A report from the National Bureau of Economic Research published in October 2021 found that the top 1% of Bitcoin holders control over 27% of circulating Bitcoin. Considering that as Bitcoin’s price fluctuates the entire market tends to follow, it’s clear that the behaviour of large holders contributes significantly to Bitcoin volatility in the cryptocurrency market.
The pros and cons of crypto volatility
The most obvious benefit of crypto volatility is the potential for crypto investors to make huge profits relatively quickly. Large, regular price swings provide many opportunities for investors to buy assets at a low price and sell them at a higher price for profit. This is true for both long-term holders — who hold their assets over multiple bull and bear market cycles — and for day traders looking to swing trade on the day-to-day market fluctuations.
Of course, volatile assets are unpredictable and in crypto markets, there’s the potential to lose money just as quickly as you can make it due to extreme price volatility. Random events such as exchange hacks, whales selling, or even negative tweets can, and do, lead to huge waves of panic selling that result in sizeable losses. One of the most important steps that investors can take to increase the odds that crypto’s volatility works in their favour is learning how to do thorough research before investing in any digital asset.
Did You Know?
Extreme crypto market volatility can be a very good thing for investors. $1000 invested in Bitcoin on January 1, 2017 would have made a return of over $49,000 on January 1, 2022. For Ethereum, the returns are even better — an investment of $1000 over the same period would have returned a whopping $457,370!

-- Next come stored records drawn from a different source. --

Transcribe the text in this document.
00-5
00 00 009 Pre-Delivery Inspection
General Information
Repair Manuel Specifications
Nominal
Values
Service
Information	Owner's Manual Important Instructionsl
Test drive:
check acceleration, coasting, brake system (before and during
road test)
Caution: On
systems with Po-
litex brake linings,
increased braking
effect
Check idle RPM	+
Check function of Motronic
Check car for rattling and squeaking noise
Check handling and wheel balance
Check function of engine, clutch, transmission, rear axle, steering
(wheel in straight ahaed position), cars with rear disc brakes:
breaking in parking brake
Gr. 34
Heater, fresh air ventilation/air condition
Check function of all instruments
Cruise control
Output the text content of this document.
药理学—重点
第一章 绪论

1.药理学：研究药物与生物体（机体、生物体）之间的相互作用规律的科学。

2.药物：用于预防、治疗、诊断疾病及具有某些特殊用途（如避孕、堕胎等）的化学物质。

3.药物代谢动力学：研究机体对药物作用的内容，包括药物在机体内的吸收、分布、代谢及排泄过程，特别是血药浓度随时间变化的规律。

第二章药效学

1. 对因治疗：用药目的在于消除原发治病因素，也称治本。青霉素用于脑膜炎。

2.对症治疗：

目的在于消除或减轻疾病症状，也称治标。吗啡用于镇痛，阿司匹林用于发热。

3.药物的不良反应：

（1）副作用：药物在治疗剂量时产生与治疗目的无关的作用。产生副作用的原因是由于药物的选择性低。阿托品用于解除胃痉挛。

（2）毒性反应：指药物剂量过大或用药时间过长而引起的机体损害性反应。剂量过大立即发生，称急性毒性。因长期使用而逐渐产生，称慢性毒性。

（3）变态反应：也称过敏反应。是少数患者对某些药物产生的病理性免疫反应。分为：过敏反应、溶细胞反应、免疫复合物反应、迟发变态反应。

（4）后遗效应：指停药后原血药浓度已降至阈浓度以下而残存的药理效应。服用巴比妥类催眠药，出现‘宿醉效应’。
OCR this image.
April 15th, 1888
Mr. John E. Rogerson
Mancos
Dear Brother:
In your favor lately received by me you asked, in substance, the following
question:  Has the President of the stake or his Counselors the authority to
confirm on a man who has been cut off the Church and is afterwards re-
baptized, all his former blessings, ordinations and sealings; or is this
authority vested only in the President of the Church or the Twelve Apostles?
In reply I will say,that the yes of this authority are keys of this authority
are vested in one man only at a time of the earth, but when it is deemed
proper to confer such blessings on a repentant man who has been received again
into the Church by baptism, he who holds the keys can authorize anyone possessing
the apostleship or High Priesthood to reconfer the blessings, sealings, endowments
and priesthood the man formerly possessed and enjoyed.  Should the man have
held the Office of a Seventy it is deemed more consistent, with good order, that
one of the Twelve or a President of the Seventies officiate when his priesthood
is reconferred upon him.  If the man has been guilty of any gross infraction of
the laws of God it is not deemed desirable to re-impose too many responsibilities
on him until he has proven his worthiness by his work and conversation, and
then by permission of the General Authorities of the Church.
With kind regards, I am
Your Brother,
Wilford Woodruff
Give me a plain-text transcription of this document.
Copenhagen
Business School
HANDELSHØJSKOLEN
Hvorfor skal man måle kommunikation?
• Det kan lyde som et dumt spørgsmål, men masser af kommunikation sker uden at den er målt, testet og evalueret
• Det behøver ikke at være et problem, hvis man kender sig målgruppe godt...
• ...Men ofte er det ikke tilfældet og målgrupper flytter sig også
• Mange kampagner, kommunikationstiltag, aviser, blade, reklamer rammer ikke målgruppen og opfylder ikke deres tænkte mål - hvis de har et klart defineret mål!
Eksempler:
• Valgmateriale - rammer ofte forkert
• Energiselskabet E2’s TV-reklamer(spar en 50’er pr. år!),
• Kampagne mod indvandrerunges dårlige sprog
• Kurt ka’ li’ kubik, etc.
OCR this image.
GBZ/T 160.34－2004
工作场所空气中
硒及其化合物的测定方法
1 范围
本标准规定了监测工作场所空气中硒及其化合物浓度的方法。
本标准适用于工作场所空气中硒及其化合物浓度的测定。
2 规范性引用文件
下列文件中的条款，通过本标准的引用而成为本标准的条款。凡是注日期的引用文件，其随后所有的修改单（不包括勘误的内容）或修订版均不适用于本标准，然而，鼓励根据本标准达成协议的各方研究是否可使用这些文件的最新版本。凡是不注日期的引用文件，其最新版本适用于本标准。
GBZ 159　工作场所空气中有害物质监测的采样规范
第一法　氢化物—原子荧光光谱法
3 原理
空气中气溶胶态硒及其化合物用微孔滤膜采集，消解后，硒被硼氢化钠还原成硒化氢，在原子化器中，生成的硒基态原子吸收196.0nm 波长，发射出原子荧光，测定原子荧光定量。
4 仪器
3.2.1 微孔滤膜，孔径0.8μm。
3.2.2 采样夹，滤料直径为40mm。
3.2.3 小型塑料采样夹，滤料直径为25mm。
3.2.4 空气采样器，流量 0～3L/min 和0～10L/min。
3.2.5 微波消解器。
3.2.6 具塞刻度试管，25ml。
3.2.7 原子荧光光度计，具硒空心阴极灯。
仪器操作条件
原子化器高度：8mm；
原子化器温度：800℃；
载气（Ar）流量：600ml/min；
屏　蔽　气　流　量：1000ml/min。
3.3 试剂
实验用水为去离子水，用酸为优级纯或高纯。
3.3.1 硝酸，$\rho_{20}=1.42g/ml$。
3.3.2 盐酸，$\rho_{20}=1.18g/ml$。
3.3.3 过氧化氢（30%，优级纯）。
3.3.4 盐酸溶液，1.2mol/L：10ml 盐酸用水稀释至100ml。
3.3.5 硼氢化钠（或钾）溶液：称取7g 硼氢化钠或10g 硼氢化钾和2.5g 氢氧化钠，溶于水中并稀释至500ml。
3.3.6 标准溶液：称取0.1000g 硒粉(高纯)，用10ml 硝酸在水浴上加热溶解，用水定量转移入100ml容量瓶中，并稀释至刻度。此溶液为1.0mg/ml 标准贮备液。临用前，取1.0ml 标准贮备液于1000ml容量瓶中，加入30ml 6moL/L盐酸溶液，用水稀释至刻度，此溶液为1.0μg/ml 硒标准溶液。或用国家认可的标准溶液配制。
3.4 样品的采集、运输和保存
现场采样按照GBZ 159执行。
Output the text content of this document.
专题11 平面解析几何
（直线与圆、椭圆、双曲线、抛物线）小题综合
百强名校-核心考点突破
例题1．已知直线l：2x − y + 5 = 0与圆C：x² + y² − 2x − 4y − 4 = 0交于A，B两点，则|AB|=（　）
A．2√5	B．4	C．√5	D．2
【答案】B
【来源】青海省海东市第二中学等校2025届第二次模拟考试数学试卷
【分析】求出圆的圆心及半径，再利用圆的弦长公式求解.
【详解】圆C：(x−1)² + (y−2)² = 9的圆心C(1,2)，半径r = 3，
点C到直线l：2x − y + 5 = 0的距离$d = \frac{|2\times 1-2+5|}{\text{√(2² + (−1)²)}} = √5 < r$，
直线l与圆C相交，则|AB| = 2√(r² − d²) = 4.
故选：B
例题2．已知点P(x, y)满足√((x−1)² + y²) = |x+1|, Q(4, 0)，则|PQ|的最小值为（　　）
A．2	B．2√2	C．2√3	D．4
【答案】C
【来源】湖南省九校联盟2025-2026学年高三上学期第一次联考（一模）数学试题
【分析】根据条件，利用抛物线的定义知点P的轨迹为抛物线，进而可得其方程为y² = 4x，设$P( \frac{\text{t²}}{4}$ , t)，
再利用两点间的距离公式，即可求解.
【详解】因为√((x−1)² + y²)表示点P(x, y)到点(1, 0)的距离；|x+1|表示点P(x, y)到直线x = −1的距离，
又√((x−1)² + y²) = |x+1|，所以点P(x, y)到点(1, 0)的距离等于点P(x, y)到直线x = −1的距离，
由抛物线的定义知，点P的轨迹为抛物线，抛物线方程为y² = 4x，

Crypto volatility vs other markets
For perspective, it’s helpful to compare the volatility of cryptocurrencies with the volatility of other asset classes that are more established. Compared to the S&P 500 Index between 2013 to 2021, the crypto market’s volatility over the same period was four times higher, and compared to the bond market or stock market, it was a whopping 26 times higher. Contrasting gold with Bitcoin— often referred to as ‘digital gold’ — reveals that Bitcoin volatility is six times higher.
Figure 2 – A comparison of Bitcoin, gold, and S&P 500 volatility between 2012 and 2022
Cryptocurrencies are an entirely new asset class and are currently much less understood than established investments such as equities and commodities. This novelty and uncertainty, combined with a lack of regulatory clarity and other unique characteristics such as enforced scarcity, mean that crypto has an extremely volatile nature. Yet, knowledgeable investors can benefit from this volatility by making well-informed investment decisions based on research and an appreciation of the risks that volatility presents.